I had an office job ca. 1985-1988 during which my manager asked me for my thoughts on installing a pneumatic tube system. The office was located on 2 floors, ie, the 18th and the 39th. I don't quite recall her motivation and reasoning, other than to speed up the transfer of paper docs. Up until then, this was mainly the domain of the mail clerk. I think my manager intended for the tubes to transit between the 2 mailrooms on both floors, so the onus would be put on each employee check the tube room for anything that was due to them. At least the mail clerk delivered straight to everyone's desks.

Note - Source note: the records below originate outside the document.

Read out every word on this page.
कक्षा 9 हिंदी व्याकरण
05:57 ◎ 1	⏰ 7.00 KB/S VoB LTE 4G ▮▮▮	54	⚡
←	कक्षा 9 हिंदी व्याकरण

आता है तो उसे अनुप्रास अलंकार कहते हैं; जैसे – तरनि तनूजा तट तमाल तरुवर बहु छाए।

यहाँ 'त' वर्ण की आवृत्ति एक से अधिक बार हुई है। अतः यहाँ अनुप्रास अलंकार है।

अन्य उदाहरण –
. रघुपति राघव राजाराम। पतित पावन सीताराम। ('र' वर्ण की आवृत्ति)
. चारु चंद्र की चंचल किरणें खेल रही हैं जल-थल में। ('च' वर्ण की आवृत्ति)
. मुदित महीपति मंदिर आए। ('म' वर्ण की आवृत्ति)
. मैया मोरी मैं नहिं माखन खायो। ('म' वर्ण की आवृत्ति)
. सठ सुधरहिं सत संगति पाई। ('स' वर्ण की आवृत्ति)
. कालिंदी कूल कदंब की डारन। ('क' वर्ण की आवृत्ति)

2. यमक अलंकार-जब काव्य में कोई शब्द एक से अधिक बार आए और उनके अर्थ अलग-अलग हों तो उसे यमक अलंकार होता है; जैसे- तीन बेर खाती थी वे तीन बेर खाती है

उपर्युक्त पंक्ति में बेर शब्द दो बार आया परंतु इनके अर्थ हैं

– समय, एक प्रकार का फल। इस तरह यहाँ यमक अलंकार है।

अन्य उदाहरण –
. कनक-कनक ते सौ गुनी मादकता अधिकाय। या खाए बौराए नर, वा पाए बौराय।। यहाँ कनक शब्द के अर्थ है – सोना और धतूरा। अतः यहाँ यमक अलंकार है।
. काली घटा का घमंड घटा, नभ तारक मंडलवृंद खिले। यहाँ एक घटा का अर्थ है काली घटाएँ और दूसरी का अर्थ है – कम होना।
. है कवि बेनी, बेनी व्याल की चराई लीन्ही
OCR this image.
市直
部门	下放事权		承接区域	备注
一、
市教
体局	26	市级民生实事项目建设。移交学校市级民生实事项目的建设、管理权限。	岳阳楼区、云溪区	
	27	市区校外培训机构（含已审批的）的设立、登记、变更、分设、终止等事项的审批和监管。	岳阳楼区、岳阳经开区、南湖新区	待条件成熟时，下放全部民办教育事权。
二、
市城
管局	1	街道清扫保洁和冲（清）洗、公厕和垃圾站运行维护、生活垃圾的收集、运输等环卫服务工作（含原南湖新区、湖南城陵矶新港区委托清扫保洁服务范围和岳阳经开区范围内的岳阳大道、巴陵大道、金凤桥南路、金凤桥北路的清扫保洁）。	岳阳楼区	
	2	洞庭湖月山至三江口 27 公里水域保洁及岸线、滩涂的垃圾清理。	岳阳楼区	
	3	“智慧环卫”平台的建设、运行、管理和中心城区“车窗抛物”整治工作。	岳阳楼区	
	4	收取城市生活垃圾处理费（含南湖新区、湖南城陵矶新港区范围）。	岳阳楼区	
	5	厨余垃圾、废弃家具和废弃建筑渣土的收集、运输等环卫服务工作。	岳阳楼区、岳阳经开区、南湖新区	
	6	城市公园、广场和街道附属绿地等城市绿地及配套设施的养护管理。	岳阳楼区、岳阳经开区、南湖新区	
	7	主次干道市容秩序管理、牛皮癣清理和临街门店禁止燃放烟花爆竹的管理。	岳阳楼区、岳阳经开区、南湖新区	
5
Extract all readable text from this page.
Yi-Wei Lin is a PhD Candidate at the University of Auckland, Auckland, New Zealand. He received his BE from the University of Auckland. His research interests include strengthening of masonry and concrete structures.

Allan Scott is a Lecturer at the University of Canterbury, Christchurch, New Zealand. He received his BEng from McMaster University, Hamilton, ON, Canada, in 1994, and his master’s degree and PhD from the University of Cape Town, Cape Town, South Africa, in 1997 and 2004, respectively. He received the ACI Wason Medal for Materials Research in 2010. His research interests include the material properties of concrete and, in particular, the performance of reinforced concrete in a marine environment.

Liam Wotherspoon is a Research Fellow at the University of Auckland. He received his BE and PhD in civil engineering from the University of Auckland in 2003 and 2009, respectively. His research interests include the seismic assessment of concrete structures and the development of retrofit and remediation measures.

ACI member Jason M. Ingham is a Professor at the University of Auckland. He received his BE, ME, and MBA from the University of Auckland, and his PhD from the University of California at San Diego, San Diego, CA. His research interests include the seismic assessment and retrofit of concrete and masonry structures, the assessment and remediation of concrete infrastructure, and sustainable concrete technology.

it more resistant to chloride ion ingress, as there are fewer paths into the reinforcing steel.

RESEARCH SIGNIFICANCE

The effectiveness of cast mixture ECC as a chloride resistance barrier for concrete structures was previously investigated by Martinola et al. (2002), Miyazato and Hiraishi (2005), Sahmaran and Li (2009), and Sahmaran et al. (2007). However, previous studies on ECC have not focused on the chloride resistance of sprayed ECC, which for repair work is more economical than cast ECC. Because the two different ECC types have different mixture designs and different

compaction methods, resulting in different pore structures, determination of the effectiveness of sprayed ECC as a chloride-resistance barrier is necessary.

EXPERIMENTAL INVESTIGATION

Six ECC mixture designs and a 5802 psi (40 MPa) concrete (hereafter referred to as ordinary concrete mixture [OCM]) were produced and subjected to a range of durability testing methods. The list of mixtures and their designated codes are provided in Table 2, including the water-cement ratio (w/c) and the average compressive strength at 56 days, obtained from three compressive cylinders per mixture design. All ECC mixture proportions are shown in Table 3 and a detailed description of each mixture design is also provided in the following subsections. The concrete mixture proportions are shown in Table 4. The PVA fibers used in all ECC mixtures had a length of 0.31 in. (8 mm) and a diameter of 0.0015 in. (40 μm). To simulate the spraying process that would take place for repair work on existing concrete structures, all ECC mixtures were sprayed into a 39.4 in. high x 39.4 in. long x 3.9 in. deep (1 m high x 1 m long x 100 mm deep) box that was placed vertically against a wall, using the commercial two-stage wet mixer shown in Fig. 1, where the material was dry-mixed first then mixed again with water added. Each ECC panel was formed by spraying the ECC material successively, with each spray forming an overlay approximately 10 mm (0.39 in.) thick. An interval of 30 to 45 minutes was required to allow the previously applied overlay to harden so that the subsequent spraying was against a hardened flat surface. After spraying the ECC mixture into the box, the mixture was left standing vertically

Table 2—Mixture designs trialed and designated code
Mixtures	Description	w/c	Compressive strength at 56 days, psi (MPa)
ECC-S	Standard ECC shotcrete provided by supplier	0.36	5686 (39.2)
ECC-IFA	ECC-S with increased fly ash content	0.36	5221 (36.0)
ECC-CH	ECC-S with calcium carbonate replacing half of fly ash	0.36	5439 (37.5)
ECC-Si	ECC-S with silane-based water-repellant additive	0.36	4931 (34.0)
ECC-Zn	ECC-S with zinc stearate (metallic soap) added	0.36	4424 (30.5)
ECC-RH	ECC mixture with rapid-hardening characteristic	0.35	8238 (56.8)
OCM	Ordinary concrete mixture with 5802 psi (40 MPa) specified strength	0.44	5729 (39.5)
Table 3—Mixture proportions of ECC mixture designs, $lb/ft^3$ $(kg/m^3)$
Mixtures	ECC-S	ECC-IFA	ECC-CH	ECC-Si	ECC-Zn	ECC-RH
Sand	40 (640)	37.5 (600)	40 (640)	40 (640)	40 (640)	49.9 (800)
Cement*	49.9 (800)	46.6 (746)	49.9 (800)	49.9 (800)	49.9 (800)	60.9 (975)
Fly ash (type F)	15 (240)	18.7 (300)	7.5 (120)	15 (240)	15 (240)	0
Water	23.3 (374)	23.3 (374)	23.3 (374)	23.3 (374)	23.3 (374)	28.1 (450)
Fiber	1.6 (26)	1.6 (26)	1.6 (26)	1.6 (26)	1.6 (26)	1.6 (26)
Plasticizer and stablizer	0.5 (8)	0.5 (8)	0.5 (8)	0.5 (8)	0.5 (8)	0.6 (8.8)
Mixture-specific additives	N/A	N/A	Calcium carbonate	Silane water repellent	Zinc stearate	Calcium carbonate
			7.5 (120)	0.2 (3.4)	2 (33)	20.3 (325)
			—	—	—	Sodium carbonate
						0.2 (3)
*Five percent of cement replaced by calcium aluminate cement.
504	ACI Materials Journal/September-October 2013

I was less enthusiastic about it, and told her so. Ultimately, no tube system was installed.
One might romanticize how nice it would be to meet dates outside an app again.
In Tokyo, there are bars specifically tailored for people who are seeking dates. The bar even has displays outside showing the number of men and women currently in the venue. When you get inside, you get to chat to cohorts of the opposite gender for a given amount of time (e.g. 15 min) before you move to the next round.
How do these bars get women to come? The men have to pay for all their drinks. In my only experience (dragged by my friends), the women kept ordering more drinks while chatting amongst themselves. I saw the tab and never went back in again.
One thing not mentioned in the article is whether the semi-anonymous nature of the tubes allowed for safer same-sex flirtation. I must imagine that it did, especially given what I've heard of 1920s Berlin.
Thank you! I was wracking my brain, trying to remember the name of the place.
Remote Lounge could have been cooler, but it played up more of the voyeur angle instead of the communication angle, I felt. (Or maybe that was just me, I dunno.)
Every booth had a cam and a TV, and you used controls to select other booths' cams, pan them around, and watch other people.
Amazon is announcing the new Pneumail Prime Cannon, it fires your orders directly from the van mounted turret, across your fence and into your living room through your window.
Delivero have these super unrealistic estimates sometimes. The food is still being cooked at the other side of town but they estimate it might be delivered in a minute.
Always makes me think of cannon or ballistic missile based burito delivery. Because even with that the estimate is probably overly optimistic.
My grandpa lived in Berlin in the 20s but I'm sure he was too square to participate in something cool like this. When he was in his 80s, though, he was a early adopter of "Bildschirmtext".
I mean, can’t we? If a place wants to they can just add a wifi network with a captive portal which leads patrons to a table-to-table chat system. Or a QR code per table with a flashing light next to it so you know your table have a message even if you haven’t got your phone out.
I bet it will be cheaper and easier to maintain than installing pneumatic tubes to every table too.
>captive portal which leads patrons to a table-to-table chat system
The unreliability of captive portals across devices aside, they'll make you download some app you'll never use again, or they'll take your email and spam you later.
That is not a “we can’t do it” problem. That is a “they don’t want to do it” problem.
If you want it and you think it is cool you can have prototypes in a day max. Making it usable enough so even drunk people won’t need help using it will take longer, but it is certainly more manageable than the vacuum tubes as a hobby project.
The Real store at Leopoldplatz has a pneumatic tube system that reaches every cash register. You can see the tubes go up and along the ceiling. I believe that it's one of the failed Walmart stores from their disastrous attempts to conquer the German market.